TAYLOR SWIFT AND ED SHEERAN
She’s the heart-stoppingly glamorous American prom queen, right; he’s the Suffolk scruffbag who looks like he works in Games Workshop. They duet on a song on Swift’s latest album, the ballad Everything has Changed, and he’ll soon be singing it with her every night, supporting her March US tour.
Veteran of the grime scene Wiley is currently giving some gravitas to schoolgirls’ favourite Conor Maynard on the pair’s top 10 hit Animal. Wiley’s next album, The Ascent, is released on March 3 on Warner and is a riot of “feats” with guest stars including Emeli Sandé, Tulisa, Chip and Kano.
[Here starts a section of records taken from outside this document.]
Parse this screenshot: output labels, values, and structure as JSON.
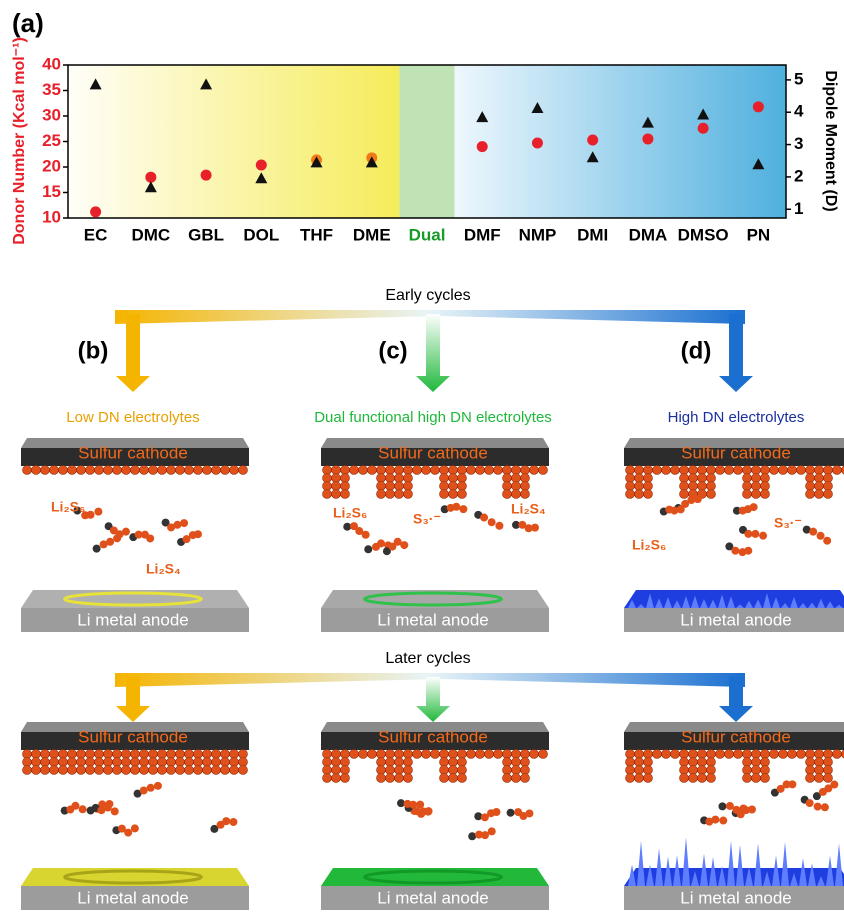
{
  "chart_data": {
    "type": "scatter",
    "panel_label": "(a)",
    "y_label": "Donor Number (Kcal mol⁻¹)",
    "y2_label": "Dipole Moment (D)",
    "categories": [
      "EC",
      "DMC",
      "GBL",
      "DOL",
      "THF",
      "DME",
      "Dual",
      "DMF",
      "NMP",
      "DMI",
      "DMA",
      "DMSO",
      "PN"
    ],
    "ylim": [
      10,
      40
    ],
    "yticks": [
      10,
      15,
      20,
      25,
      30,
      35,
      40
    ],
    "y2lim": [
      0.73,
      5.46
    ],
    "y2ticks": [
      1,
      2,
      3,
      4,
      5
    ],
    "series": [
      {
        "marker": "circle",
        "color": "#e8202a",
        "colors": [
          "#e8202a",
          "#e8202a",
          "#e8202a",
          "#e8202a",
          "#f07a1a",
          "#f07a1a",
          null,
          "#e8202a",
          "#e8202a",
          "#e8202a",
          "#e8202a",
          "#e8202a",
          "#e8202a"
        ],
        "values": [
          11.2,
          18,
          18.4,
          20.4,
          21.4,
          21.8,
          null,
          24,
          24.7,
          25.3,
          25.5,
          27.6,
          31.8
        ]
      },
      {
        "marker": "triangle",
        "color": "#111111",
        "axis": "y2",
        "values": [
          4.86,
          1.68,
          4.86,
          1.96,
          2.45,
          2.45,
          null,
          3.85,
          4.13,
          2.61,
          3.68,
          3.93,
          2.39
        ]
      }
    ]
  },
  "diagram": {
    "early_label": "Early cycles",
    "later_label": "Later cycles",
    "columns": [
      {
        "label": "(b)",
        "title": "Low DN electrolytes"
      },
      {
        "label": "(c)",
        "title": "Dual functional high DN electrolytes"
      },
      {
        "label": "(d)",
        "title": "High DN electrolytes"
      }
    ],
    "panels": [
      {
        "cathode": "Sulfur cathode",
        "anode": "Li metal anode",
        "species": [
          "Li₂S₆",
          "Li₂S₄"
        ]
      },
      {
        "cathode": "Sulfur cathode",
        "anode": "Li metal anode",
        "species": [
          "Li₂S₆",
          "S₃·⁻",
          "Li₂S₄"
        ]
      },
      {
        "cathode": "Sulfur cathode",
        "anode": "Li metal anode",
        "species": [
          "Li₂S₆",
          "S₃·⁻"
        ]
      },
      {
        "cathode": "Sulfur cathode",
        "anode": "Li metal anode",
        "species": []
      },
      {
        "cathode": "Sulfur cathode",
        "anode": "Li metal anode",
        "species": []
      },
      {
        "cathode": "Sulfur cathode",
        "anode": "Li metal anode",
        "species": []
      }
    ]
  }
}
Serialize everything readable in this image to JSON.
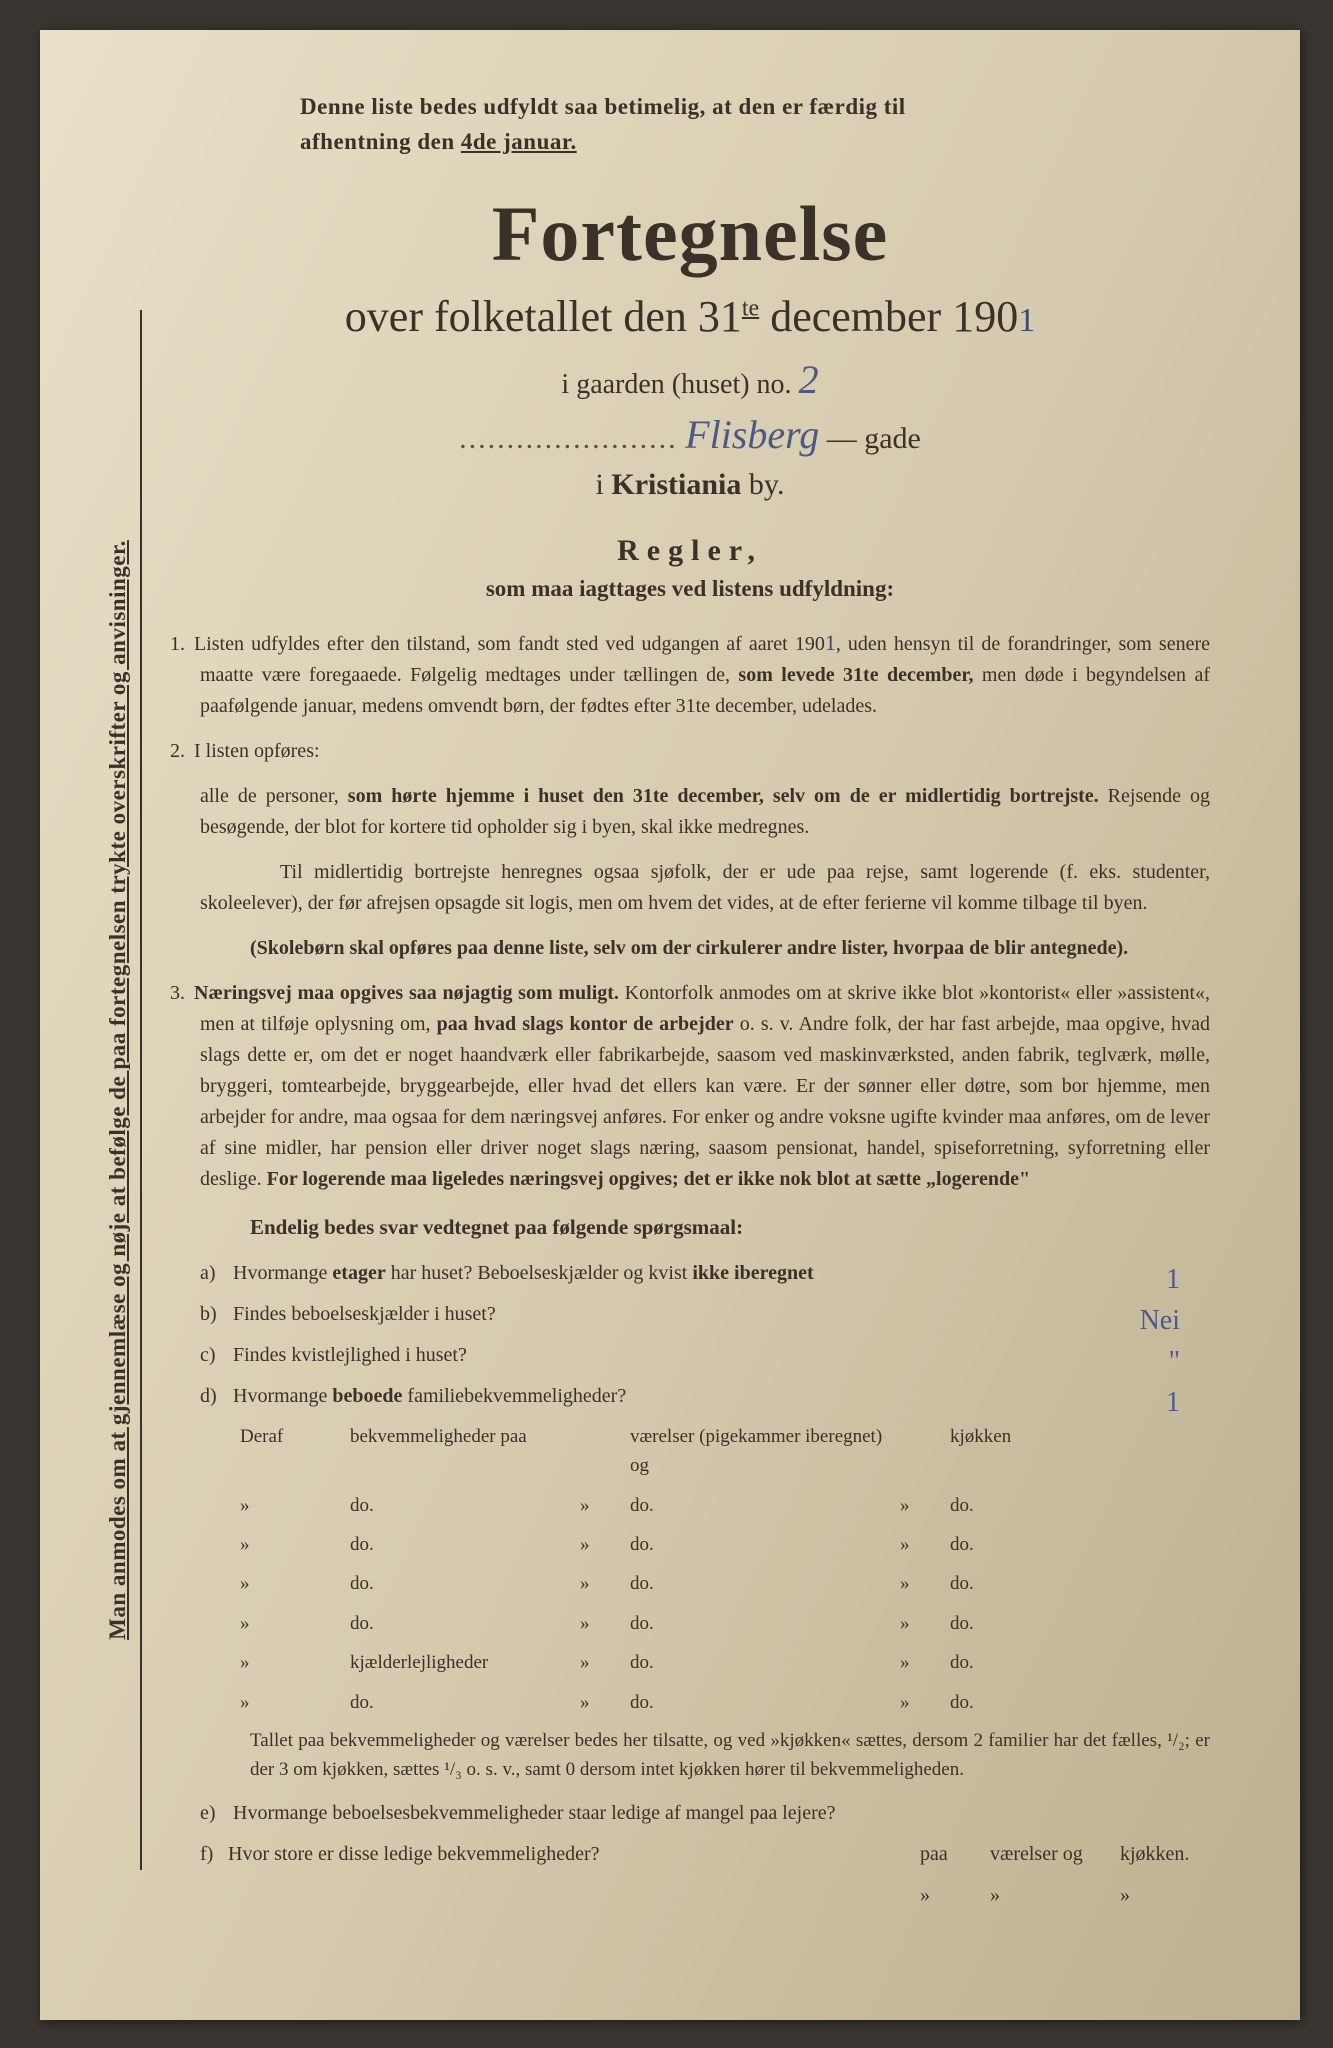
{
  "document": {
    "background_color": "#d8cdb2",
    "text_color": "#3a3128",
    "handwriting_color": "#4a5a85"
  },
  "header": {
    "notice_line1": "Denne liste bedes udfyldt saa betimelig, at den er færdig til",
    "notice_line2_pre": "afhentning den ",
    "notice_line2_underline": "4de januar.",
    "title": "Fortegnelse",
    "subtitle_pre": "over folketallet den 31",
    "subtitle_sup": "te",
    "subtitle_post": " december 190",
    "year_hand": "1",
    "gaarden_label": "i gaarden (huset) no.",
    "gaarden_value": "2",
    "street_value": "Flisberg",
    "street_suffix": "gade",
    "city_line_pre": "i ",
    "city_line_bold": "Kristiania",
    "city_line_post": " by."
  },
  "regler": {
    "heading": "Regler,",
    "subheading": "som maa iagttages ved listens udfyldning:"
  },
  "rules": {
    "r1_pre": "Listen udfyldes efter den tilstand, som fandt sted ved udgangen af aaret 190",
    "r1_hand": "1",
    "r1_post": ", uden hensyn til de forandringer, som senere maatte være foregaaede. Følgelig medtages under tællingen de, ",
    "r1_bold": "som levede 31te december,",
    "r1_end": " men døde i begyndelsen af paafølgende januar, medens omvendt børn, der fødtes efter 31te december, udelades.",
    "r2_intro": "I listen opføres:",
    "r2_p1_pre": "alle de personer, ",
    "r2_p1_bold": "som hørte hjemme i huset den 31te december, selv om de er midlertidig bortrejste.",
    "r2_p1_end": " Rejsende og besøgende, der blot for kortere tid opholder sig i byen, skal ikke medregnes.",
    "r2_p2": "Til midlertidig bortrejste henregnes ogsaa sjøfolk, der er ude paa rejse, samt logerende (f. eks. studenter, skoleelever), der før afrejsen opsagde sit logis, men om hvem det vides, at de efter ferierne vil komme tilbage til byen.",
    "r2_p3": "(Skolebørn skal opføres paa denne liste, selv om der cirkulerer andre lister, hvorpaa de blir antegnede).",
    "r3_bold1": "Næringsvej maa opgives saa nøjagtig som muligt.",
    "r3_mid1": " Kontorfolk anmodes om at skrive ikke blot »kontorist« eller »assistent«, men at tilføje oplysning om, ",
    "r3_bold2": "paa hvad slags kontor de arbejder",
    "r3_mid2": " o. s. v. Andre folk, der har fast arbejde, maa opgive, hvad slags dette er, om det er noget haandværk eller fabrikarbejde, saasom ved maskinværksted, anden fabrik, teglværk, mølle, bryggeri, tomtearbejde, bryggearbejde, eller hvad det ellers kan være. Er der sønner eller døtre, som bor hjemme, men arbejder for andre, maa ogsaa for dem næringsvej anføres. For enker og andre voksne ugifte kvinder maa anføres, om de lever af sine midler, har pension eller driver noget slags næring, saasom pensionat, handel, spiseforretning, syforretning eller deslige. ",
    "r3_bold3": "For logerende maa ligeledes næringsvej opgives; det er ikke nok blot at sætte „logerende\""
  },
  "questions": {
    "heading": "Endelig bedes svar vedtegnet paa følgende spørgsmaal:",
    "a": {
      "label": "a)",
      "text_pre": "Hvormange ",
      "text_b1": "etager",
      "text_mid": " har huset? Beboelseskjælder og kvist ",
      "text_b2": "ikke iberegnet",
      "answer": "1"
    },
    "b": {
      "label": "b)",
      "text": "Findes beboelseskjælder i huset?",
      "answer": "Nei"
    },
    "c": {
      "label": "c)",
      "text": "Findes kvistlejlighed i huset?",
      "answer": "\""
    },
    "d": {
      "label": "d)",
      "text_pre": "Hvormange ",
      "text_b": "beboede",
      "text_post": " familiebekvemmeligheder?",
      "answer": "1"
    }
  },
  "table": {
    "header": {
      "c1": "Deraf",
      "c2": "bekvemmeligheder paa",
      "c4": "værelser (pigekammer iberegnet) og",
      "c6": "kjøkken"
    },
    "rows": [
      {
        "c1": "»",
        "c2": "do.",
        "c3": "»",
        "c4": "do.",
        "c5": "»",
        "c6": "do."
      },
      {
        "c1": "»",
        "c2": "do.",
        "c3": "»",
        "c4": "do.",
        "c5": "»",
        "c6": "do."
      },
      {
        "c1": "»",
        "c2": "do.",
        "c3": "»",
        "c4": "do.",
        "c5": "»",
        "c6": "do."
      },
      {
        "c1": "»",
        "c2": "do.",
        "c3": "»",
        "c4": "do.",
        "c5": "»",
        "c6": "do."
      },
      {
        "c1": "»",
        "c2": "kjælderlejligheder",
        "c3": "»",
        "c4": "do.",
        "c5": "»",
        "c6": "do."
      },
      {
        "c1": "»",
        "c2": "do.",
        "c3": "»",
        "c4": "do.",
        "c5": "»",
        "c6": "do."
      }
    ],
    "footnote": "Tallet paa bekvemmeligheder og værelser bedes her tilsatte, og ved »kjøkken« sættes, dersom 2 familier har det fælles, ¹/₂; er der 3 om kjøkken, sættes ¹/₃ o. s. v., samt 0 dersom intet kjøkken hører til bekvemmeligheden."
  },
  "questions2": {
    "e": {
      "label": "e)",
      "text": "Hvormange beboelsesbekvemmeligheder staar ledige af mangel paa lejere?"
    },
    "f": {
      "label": "f)",
      "text": "Hvor store er disse ledige bekvemmeligheder?",
      "tail1": "paa",
      "tail2": "værelser og",
      "tail3": "kjøkken."
    }
  },
  "sidebar": {
    "text": "Man anmodes om at gjennemlæse og nøje at befølge de paa fortegnelsen trykte overskrifter og anvisninger."
  }
}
The space rockers are the star attraction at this year’s War Child charity Brits gig, which takes place just before the Brit Awards, on February 18 at Shepherd’s Bush Empire. Special guests are still to be announced but given that past shows have featured Wretch 32, and Coldplay welcoming Gary Barlow, Brandon Flowers of the Killers and Bono, it could be special.